Google never kept it a secret that it plans to discontinue their social media experiment, Google+. If you are not updated about the company’s announcement about this particular service, then you need to know that Google+ will no longer be available on April 2, 2019. Now that the deadline is drawing near, the company has released more details about how the shutdown will take place.
Just so you know, shutting down Google+ is more than just switching off access as well as freezing posts or preserving them for eternity. It will involve the deletion of everything related to Google Plus all throughout the internet. This means all your posts, even your comments to the posts of other people, as well as your Google+ comments on blogging sites like Blogger will all be deleted. If there are certain materials that you want to preserve, then you should begin archiving or find a way to backup your files. You still have time but you have to hurry. Depending on the volume of data you wish to save, you have move as fast as you can.
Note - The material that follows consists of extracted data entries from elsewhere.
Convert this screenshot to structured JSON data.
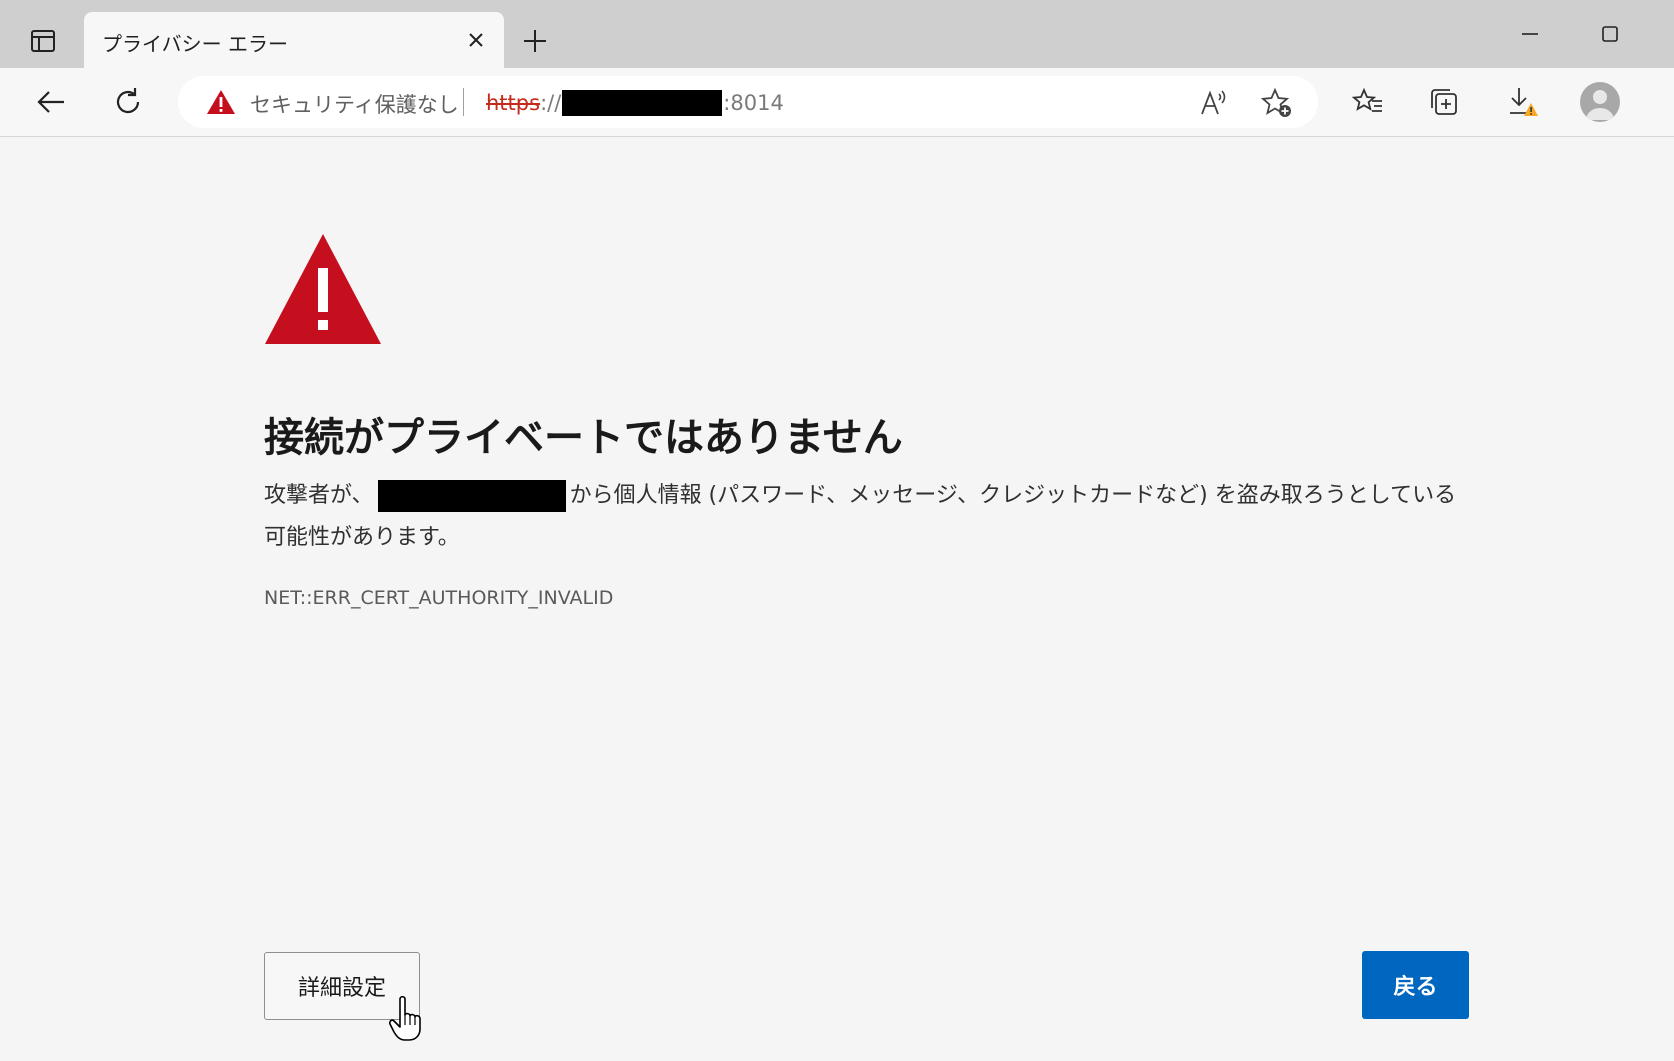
{
  "tab": {
    "title": "プライバシー エラー"
  },
  "address": {
    "security_label": "セキュリティ保護なし",
    "scheme": "https",
    "slashes": "://",
    "port": ":8014"
  },
  "page": {
    "heading": "接続がプライベートではありません",
    "message_prefix": "攻撃者が、",
    "message_suffix": "から個人情報 (パスワード、メッセージ、クレジットカードなど) を盗み取ろうとしている可能性があります。",
    "error_code": "NET::ERR_CERT_AUTHORITY_INVALID",
    "advanced_label": "詳細設定",
    "back_label": "戻る"
  },
  "colors": {
    "warning_red": "#c50f1f",
    "accent_blue": "#0067c0",
    "insecure_scheme": "#c42b1c"
  }
}
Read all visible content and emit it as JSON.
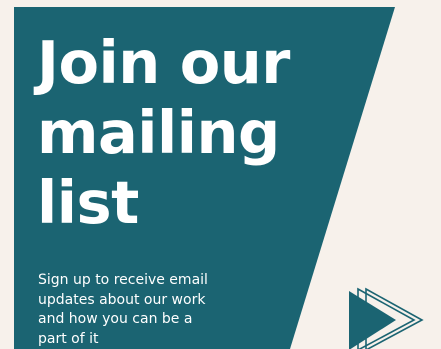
{
  "headline": {
    "lines": [
      "Join our",
      "mailing",
      "list"
    ]
  },
  "subtext": {
    "lines": [
      "Sign up to receive email",
      "updates about our work",
      "and how you can be a",
      "part of it"
    ]
  },
  "colors": {
    "teal": "#1b6472",
    "cream": "#f7f1eb",
    "text": "#ffffff"
  },
  "icons": {
    "arrow": "play-arrow-icon"
  }
}
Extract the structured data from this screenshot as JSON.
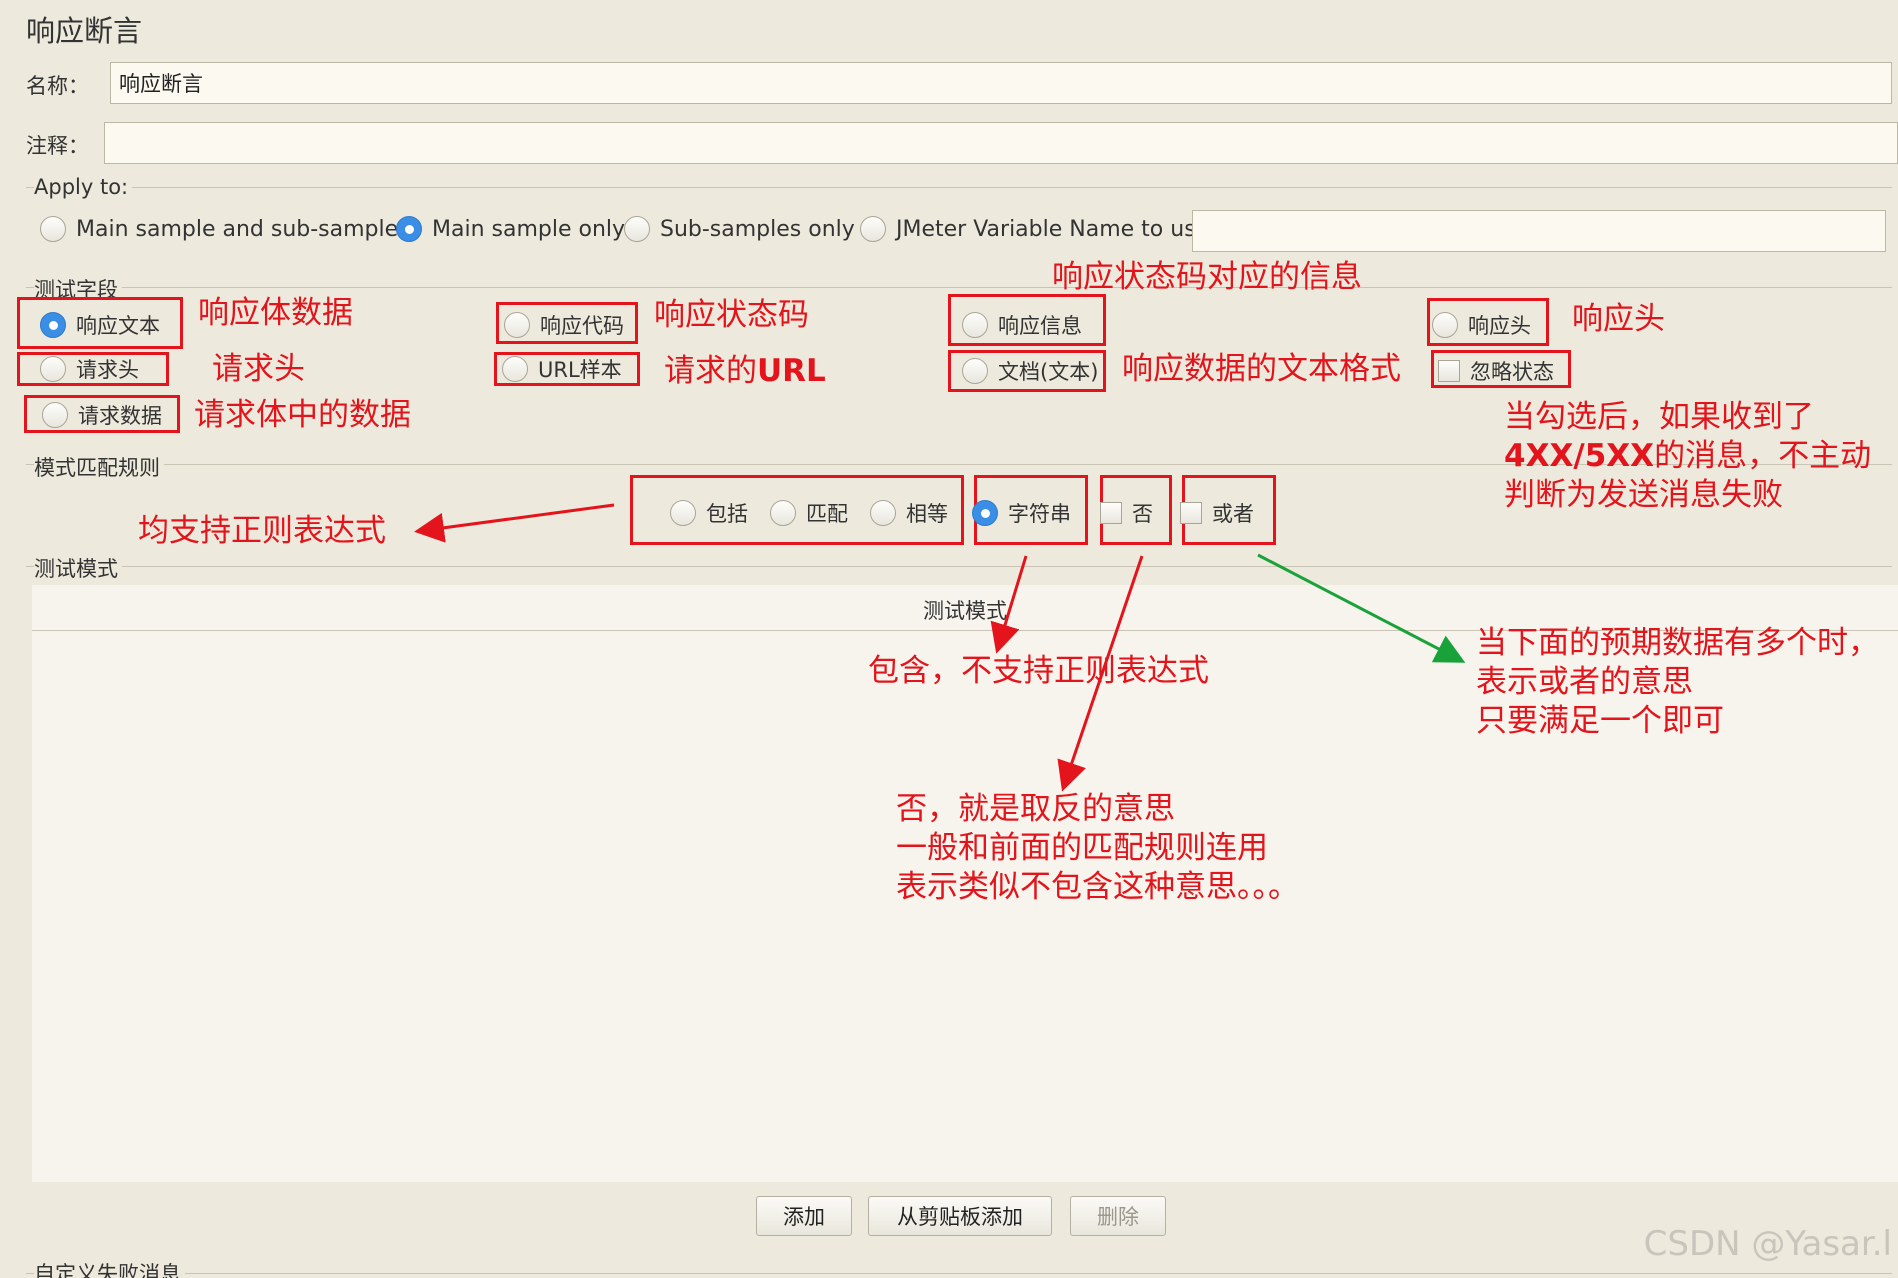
{
  "panel": {
    "title": "响应断言"
  },
  "name_field": {
    "label": "名称：",
    "value": "响应断言"
  },
  "comment_field": {
    "label": "注释：",
    "value": ""
  },
  "apply_to": {
    "label": "Apply to:",
    "options": [
      "Main sample and sub-samples",
      "Main sample only",
      "Sub-samples only",
      "JMeter Variable Name to use"
    ],
    "selected": "Main sample only",
    "variable_value": ""
  },
  "test_field": {
    "label": "测试字段",
    "options": [
      "响应文本",
      "响应代码",
      "响应信息",
      "响应头",
      "请求头",
      "URL样本",
      "文档(文本)",
      "忽略状态",
      "请求数据"
    ],
    "selected": "响应文本"
  },
  "pattern_rules": {
    "label": "模式匹配规则",
    "options": [
      "包括",
      "匹配",
      "相等",
      "字符串",
      "否",
      "或者"
    ],
    "selected": "字符串"
  },
  "test_pattern": {
    "group_label": "测试模式",
    "column_header": "测试模式"
  },
  "buttons": {
    "add": "添加",
    "add_clipboard": "从剪贴板添加",
    "delete": "删除"
  },
  "custom_failure": {
    "label": "自定义失败消息"
  },
  "annotations": {
    "resp_body": "响应体数据",
    "resp_code": "响应状态码",
    "resp_msg": "响应状态码对应的信息",
    "resp_header": "响应头",
    "req_header": "请求头",
    "url_prefix": "请求的",
    "url_bold": "URL",
    "doc_text": "响应数据的文本格式",
    "req_data": "请求体中的数据",
    "ignore_1": "当勾选后，如果收到了",
    "ignore_2_bold": "4XX/5XX",
    "ignore_2_rest": "的消息，不主动",
    "ignore_3": "判断为发送消息失败",
    "regex": "均支持正则表达式",
    "contains": "包含，不支持正则表达式",
    "not_1": "否，就是取反的意思",
    "not_2": "一般和前面的匹配规则连用",
    "not_3": "表示类似不包含这种意思。。。",
    "or_1": "当下面的预期数据有多个时，",
    "or_2": "表示或者的意思",
    "or_3": "只要满足一个即可"
  },
  "watermark": "CSDN @Yasar.l",
  "colors": {
    "annotation_red": "#e3141b",
    "arrow_green": "#1aa23a",
    "radio_selected": "#3a8ee6",
    "background": "#ede9dc"
  }
}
Google Plus is not as popular as Facebook and other mainstream social media sites. Its release was more of a panic reaction to Facebook’s meteoric rise in popularity, with the added fear that Facebook may kill search in case everybody just asked their friends for recommendations.
Nothing like that took place however, it was of great concern when the company rolled out the service and it was what forced them to include Google+ in all aspects of their product ecosystem, even if there were instances when it was no longer sensible.
Given that Google+ has been integrated deeply, shutting the service down will not be easy nor quick. But that won’t stop the company from terminating it. Please note that consumers will only be the ones affected by the showdown. Enterprise users that use Google+ will still have access to it using G Suite.